Inspired by the stories of Abbas and refugees like her who have resettled in New Haven, Passoni and fellow Yale students launched the nonprofit Havenly — formerly known as “Snacktivism” — last spring. A nonprofit that aims to help local refugees find sustainable employment, Havenly operates out of a licensed commercial kitchen near Wooster Square, in which refugee chefs bake high-quality snacks that are then transported around the area by student volunteers. All revenue generated from sales is given directly to the refugees.

Now, Abbas makes a full living wage without cash assistance.
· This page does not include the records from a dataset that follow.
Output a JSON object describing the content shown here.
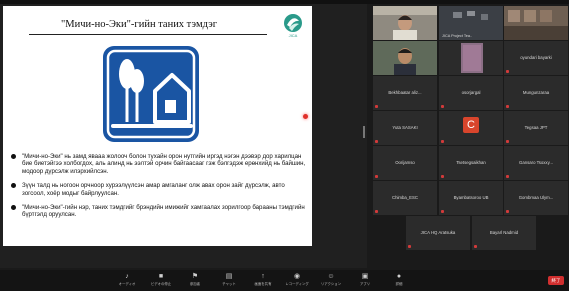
{
  "slide": {
    "title": "\"Мичи-но-Эки\"-гийн таних тэмдэг",
    "logo_text": "JICA",
    "bullets": [
      "\"Мичи-но-Эки\" нь замд явааа жолооч болон тухайн орон нутгийн иргэд нэгэн дээвэр дор харилцан бие биетэйгээ холбогдох, аль алинд нь ээлтэй орчин байгаасааг гэж бэлгэдэж ерөнхийд нь байшин, модоор дүрсэлж илэрхийлсэн.",
      "Зүүн талд нь ногоон орчноор хурээлүүлсэн амар амгаланг олж авах орон зайг дүрсэлж, авто зогсоол, хоёр модыг байрлуулсан.",
      "\"Мичи-но-Эки\"-гийн нэр, таних тэмдгийг брэндийн имижийг хамгаалах зорилгоор барааны тэмдгийн бүртгэлд оруулсан."
    ]
  },
  "participants": [
    {
      "name": "",
      "kind": "video"
    },
    {
      "name": "JICA Project Tea..",
      "kind": "video"
    },
    {
      "name": "",
      "kind": "video"
    },
    {
      "name": "",
      "kind": "video"
    },
    {
      "name": "",
      "kind": "video"
    },
    {
      "name": "oyundari bayarki",
      "kind": "name"
    },
    {
      "name": "Bekhbaatar aliz...",
      "kind": "name"
    },
    {
      "name": "osorjargal",
      "kind": "name"
    },
    {
      "name": "Mungunzaraa",
      "kind": "name"
    },
    {
      "name": "Yuta SASAKI",
      "kind": "name"
    },
    {
      "name": "",
      "kind": "avatar",
      "initial": "C"
    },
    {
      "name": "Tegsaa JPT",
      "kind": "name"
    },
    {
      "name": "Oorijamso",
      "kind": "name"
    },
    {
      "name": "Tsetsegsaikhan",
      "kind": "name"
    },
    {
      "name": "Gansaro Tsoxxy...",
      "kind": "name"
    },
    {
      "name": "Chimba_ESC",
      "kind": "name"
    },
    {
      "name": "Byambatsoroo UB",
      "kind": "name"
    },
    {
      "name": "Gombmaa Ulym...",
      "kind": "name"
    },
    {
      "name": "JICA HQ Aratsuka",
      "kind": "name"
    },
    {
      "name": "Bayarl Nadmid",
      "kind": "name"
    }
  ],
  "toolbar": {
    "items": [
      {
        "icon": "♪",
        "label": "オーディオ"
      },
      {
        "icon": "■",
        "label": "ビデオの停止"
      },
      {
        "icon": "⚑",
        "label": "参加者"
      },
      {
        "icon": "▤",
        "label": "チャット"
      },
      {
        "icon": "↑",
        "label": "画面を共有"
      },
      {
        "icon": "◉",
        "label": "レコーディング"
      },
      {
        "icon": "☺",
        "label": "リアクション"
      },
      {
        "icon": "▣",
        "label": "アプリ"
      },
      {
        "icon": "●",
        "label": "詳細"
      }
    ],
    "end_label": "終了"
  },
  "colors": {
    "sign_blue": "#1a55a3",
    "speaker_green": "#52c152",
    "end_red": "#d12f2f"
  }
}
“A big part of our mission involves redirecting our privilege as Yale students to help refugee communities in New Haven,” said Passoni, now Havenly’s executive director. “The broad aim is to help refugees find sustainable employment as well as to encourage students at Yale to invest and buy from local communities.”

Last year, Havenly sold treats exclusively out of Yale’s butteries. But after a $15,000 jumpstart — made possible by the Tsai CITY accelerator program — the student project has morphed into a full-fledged company. Over the summer, recipes were standardized, proper licensing was obtained and a website was developed, according to Passoni. Now, a team of 20 Yale students oversees the daily operations of the startup.
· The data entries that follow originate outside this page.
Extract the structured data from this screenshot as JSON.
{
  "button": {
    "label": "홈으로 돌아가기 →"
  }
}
Sofia Cianchi ’20, Havenly’s co-executive director, explained that the company is looking to expand both within and beyond New Haven, specifically through wholesale to local cafes and bakeries. At the same time, however, she emphasized the “enormous potential” to expand at the Yale, citing opportunities for students to order food through the company’s website.
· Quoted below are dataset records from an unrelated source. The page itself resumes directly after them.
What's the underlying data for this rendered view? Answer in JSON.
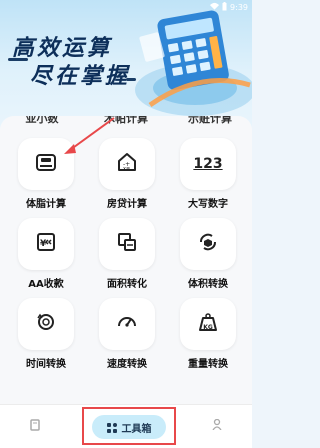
{
  "status_bar": {
    "time": "9:39"
  },
  "banner": {
    "line1": "高效运算",
    "line2": "尽在掌握"
  },
  "partial_row": [
    "亚小数",
    "木帕计算",
    "示赃计算"
  ],
  "tools": [
    {
      "label": "体脂计算",
      "icon": "scale-icon"
    },
    {
      "label": "房贷计算",
      "icon": "house-calc-icon"
    },
    {
      "label": "大写数字",
      "icon": "number-123-icon",
      "glyph": "123"
    },
    {
      "label": "AA收款",
      "icon": "yen-receipt-icon"
    },
    {
      "label": "面积转化",
      "icon": "area-convert-icon"
    },
    {
      "label": "体积转换",
      "icon": "volume-convert-icon"
    },
    {
      "label": "时间转换",
      "icon": "clock-convert-icon"
    },
    {
      "label": "速度转换",
      "icon": "speedometer-icon"
    },
    {
      "label": "重量转换",
      "icon": "weight-kg-icon",
      "glyph": "KG"
    }
  ],
  "navbar": {
    "active_label": "工具箱"
  },
  "colors": {
    "highlight_red": "#e8484a",
    "pill": "#c9ecfa",
    "brand_dark": "#0d2f5a"
  }
}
Abbas is currently the only chef employed by Havenly. But Passoni said she hopes to help more refugees in the near future. Havenly is developing a new hands-on apprenticeship program, which will offer both work experience and job training to local refugees. The training component, Passoni explained, will include ESL classes, cultural literacy classes and soft skill development.

“We are creating a transitional job opportunity in which refugees earn while they learn,” Passoni said.

Havenly conducted a trial run at Book Trader Cafe over the summer and at Willoughby’s Coffee and Tea on York Street just last week. At both locations, the treats cooked by refugees were completely sold out before the end of the day.

David Duda, owner of Book Trader Cafe, told the News that the trial run was an overall success and was pleased that Havenly was continuing to grow.

“It seemed like a worthwhile cause, putting refugees’ talents to use. They made a very nice baklava which we don’t make here, so we were happy to sell them.” Duda said.

India June, manager of the Benjamin Franklin college buttery, found that the price of the treats proved to be an obstacle in sales. She said that — in the spring — undergraduates weren’t buying the treats, so many had to be thrown away. Last year, Havenly sold treats in a majority of the residential college butteries.

Another member of Franklin’s buttery team, Namra Zulfiqar ’21, agreed.

“It was nice that customers were helping to support someone who was struggling. But I think afterwards it was a matter of thinking they could buy a dollar cinnamon roll or a $3 or $4 baklava, and the cost didn’t really match the expectation.”